Saturday, February 05, 2005
From Reuters:
A U.S. senator has demanded that the CIA director release thousands of pages of documents detailing the agency's ties with former Nazis who aided in Cold War espionage against the Soviet Union, officials say.
Sen. Mike DeWine of Ohio, Republican co-author of a 1998 bill ordering the disclosure of government records on Nazi war criminals, wants CIA Director Porter Goss to say publicly why his agency has not agreed to divulge the records.
DeWine has asked Goss to appear this month at an open hearing of the Senate Judiciary Committee, on which the Ohio lawmaker sits, a Senate aide said. The CIA had no immediate comment on the invitation.
"Sen. DeWine wants an explanation from the CIA. Our hope would be to have (Goss) there and that's what we're working toward," said DeWine spokeswoman Amanda Flaig.

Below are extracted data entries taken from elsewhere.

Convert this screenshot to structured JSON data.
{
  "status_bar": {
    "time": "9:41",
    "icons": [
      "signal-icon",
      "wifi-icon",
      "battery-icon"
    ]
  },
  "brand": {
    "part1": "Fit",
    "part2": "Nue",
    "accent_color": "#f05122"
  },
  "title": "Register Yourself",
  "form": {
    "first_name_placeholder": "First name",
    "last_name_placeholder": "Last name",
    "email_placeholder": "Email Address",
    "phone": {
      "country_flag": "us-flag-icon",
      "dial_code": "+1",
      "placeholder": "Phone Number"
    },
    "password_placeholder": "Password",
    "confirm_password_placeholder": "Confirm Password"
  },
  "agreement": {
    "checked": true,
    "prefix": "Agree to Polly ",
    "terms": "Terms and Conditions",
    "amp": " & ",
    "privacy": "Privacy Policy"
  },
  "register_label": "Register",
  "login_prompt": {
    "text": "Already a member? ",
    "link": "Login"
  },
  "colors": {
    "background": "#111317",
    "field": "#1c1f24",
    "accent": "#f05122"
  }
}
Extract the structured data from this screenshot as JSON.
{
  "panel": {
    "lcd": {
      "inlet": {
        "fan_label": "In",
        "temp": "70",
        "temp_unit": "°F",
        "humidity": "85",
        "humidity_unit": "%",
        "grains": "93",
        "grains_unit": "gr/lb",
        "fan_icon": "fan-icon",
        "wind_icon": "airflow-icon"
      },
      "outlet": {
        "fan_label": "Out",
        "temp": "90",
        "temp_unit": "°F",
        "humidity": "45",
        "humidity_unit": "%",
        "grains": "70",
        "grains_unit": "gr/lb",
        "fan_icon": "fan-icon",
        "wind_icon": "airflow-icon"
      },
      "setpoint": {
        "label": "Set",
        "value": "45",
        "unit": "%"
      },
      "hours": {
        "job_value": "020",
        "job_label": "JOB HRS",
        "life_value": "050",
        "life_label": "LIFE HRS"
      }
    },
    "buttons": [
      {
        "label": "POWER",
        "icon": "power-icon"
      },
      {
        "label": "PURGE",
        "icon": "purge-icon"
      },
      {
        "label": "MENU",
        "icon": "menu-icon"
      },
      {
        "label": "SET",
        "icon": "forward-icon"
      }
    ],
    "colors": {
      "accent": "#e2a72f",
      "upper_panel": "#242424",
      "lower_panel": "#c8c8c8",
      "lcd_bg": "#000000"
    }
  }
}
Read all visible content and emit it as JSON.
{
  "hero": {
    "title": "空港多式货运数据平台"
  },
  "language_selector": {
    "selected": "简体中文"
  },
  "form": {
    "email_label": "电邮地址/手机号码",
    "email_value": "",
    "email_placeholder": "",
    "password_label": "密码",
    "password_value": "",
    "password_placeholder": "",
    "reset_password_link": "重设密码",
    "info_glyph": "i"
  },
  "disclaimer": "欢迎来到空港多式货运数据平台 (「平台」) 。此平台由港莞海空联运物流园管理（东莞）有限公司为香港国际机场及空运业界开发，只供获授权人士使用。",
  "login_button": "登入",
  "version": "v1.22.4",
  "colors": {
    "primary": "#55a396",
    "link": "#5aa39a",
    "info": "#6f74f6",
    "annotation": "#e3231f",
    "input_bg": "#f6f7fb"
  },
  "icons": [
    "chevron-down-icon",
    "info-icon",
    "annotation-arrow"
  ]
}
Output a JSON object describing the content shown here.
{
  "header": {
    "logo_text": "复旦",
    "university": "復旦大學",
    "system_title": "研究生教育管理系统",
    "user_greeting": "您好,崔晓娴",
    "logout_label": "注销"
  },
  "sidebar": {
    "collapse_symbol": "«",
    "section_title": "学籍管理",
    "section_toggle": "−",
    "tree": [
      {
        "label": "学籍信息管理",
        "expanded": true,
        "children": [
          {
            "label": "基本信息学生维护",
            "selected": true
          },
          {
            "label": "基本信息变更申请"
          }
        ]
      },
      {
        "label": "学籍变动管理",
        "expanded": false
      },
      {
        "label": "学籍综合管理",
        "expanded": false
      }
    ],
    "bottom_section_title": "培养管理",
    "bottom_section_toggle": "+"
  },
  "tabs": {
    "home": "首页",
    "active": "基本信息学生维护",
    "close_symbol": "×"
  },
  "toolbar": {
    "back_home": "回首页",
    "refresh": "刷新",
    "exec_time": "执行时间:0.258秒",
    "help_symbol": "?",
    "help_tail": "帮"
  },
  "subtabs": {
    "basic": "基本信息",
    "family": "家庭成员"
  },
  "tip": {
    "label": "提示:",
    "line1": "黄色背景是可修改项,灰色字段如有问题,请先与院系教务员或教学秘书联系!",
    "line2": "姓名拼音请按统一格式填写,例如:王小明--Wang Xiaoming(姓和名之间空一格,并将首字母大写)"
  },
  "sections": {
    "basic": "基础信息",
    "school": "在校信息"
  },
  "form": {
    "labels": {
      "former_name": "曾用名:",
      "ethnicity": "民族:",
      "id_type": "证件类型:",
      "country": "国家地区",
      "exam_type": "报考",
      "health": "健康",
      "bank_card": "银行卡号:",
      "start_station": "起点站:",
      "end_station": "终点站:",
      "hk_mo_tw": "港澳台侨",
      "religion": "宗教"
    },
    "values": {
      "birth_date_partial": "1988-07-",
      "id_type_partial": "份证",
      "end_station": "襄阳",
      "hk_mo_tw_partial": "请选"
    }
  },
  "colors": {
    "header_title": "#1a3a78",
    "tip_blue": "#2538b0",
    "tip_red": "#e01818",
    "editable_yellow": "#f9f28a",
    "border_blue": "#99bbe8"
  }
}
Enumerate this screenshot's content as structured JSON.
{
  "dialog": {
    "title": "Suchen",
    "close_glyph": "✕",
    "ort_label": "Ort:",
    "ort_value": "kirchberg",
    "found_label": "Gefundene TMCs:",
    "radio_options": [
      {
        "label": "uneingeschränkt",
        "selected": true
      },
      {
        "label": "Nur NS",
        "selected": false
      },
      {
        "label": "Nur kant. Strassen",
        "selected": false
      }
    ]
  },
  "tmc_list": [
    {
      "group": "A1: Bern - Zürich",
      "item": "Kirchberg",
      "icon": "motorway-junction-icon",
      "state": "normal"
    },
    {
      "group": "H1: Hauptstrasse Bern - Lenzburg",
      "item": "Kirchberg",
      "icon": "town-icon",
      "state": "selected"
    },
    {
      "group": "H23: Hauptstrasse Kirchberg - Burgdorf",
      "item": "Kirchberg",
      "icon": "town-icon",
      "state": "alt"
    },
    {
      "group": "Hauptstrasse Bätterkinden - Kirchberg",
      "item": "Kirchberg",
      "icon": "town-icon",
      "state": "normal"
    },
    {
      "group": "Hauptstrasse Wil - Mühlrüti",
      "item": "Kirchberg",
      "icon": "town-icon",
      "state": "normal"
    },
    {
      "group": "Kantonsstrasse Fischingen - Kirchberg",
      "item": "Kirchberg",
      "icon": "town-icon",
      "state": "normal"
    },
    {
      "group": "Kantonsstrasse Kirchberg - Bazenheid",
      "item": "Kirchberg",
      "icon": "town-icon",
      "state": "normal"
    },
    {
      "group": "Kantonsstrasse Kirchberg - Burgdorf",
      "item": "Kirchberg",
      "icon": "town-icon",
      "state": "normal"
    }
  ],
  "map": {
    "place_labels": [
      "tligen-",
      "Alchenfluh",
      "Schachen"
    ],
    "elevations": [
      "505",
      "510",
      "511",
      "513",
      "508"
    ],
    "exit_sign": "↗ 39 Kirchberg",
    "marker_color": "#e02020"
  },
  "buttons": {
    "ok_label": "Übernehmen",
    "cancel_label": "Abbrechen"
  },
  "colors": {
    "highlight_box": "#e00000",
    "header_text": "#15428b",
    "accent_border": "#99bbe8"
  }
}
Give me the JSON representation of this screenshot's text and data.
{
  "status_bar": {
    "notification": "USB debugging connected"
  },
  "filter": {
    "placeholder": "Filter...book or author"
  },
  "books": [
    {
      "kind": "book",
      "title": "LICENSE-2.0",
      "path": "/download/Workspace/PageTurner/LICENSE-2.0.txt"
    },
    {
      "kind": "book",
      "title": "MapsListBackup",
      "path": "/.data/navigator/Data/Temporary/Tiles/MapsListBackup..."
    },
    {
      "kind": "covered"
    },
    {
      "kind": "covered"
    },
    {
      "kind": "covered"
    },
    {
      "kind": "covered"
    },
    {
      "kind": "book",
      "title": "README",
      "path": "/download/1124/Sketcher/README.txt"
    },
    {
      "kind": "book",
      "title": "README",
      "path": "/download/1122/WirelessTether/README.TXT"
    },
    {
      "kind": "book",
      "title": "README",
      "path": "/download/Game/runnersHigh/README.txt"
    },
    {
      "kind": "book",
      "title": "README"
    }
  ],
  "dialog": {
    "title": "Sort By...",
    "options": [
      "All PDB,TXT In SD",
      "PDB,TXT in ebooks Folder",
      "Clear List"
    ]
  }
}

Congressional officials said DeWine and Democratic Rep. Carolyn Maloney of New York, lead sponsor of the 1998 bill, were also trying to broker agreement on the documents through closed-door dialogue.
The CIA has already released an estimated 1.25 million pages of documents about Nazi war criminals. Most are records of the agency's wartime predecessor, the Office of Strategic Services.
The Nazi War Crimes Disclosure Act of 1998 requires federal agencies to make public records of individuals alleged to have committed Nazi war crimes by turning them over to a special working group.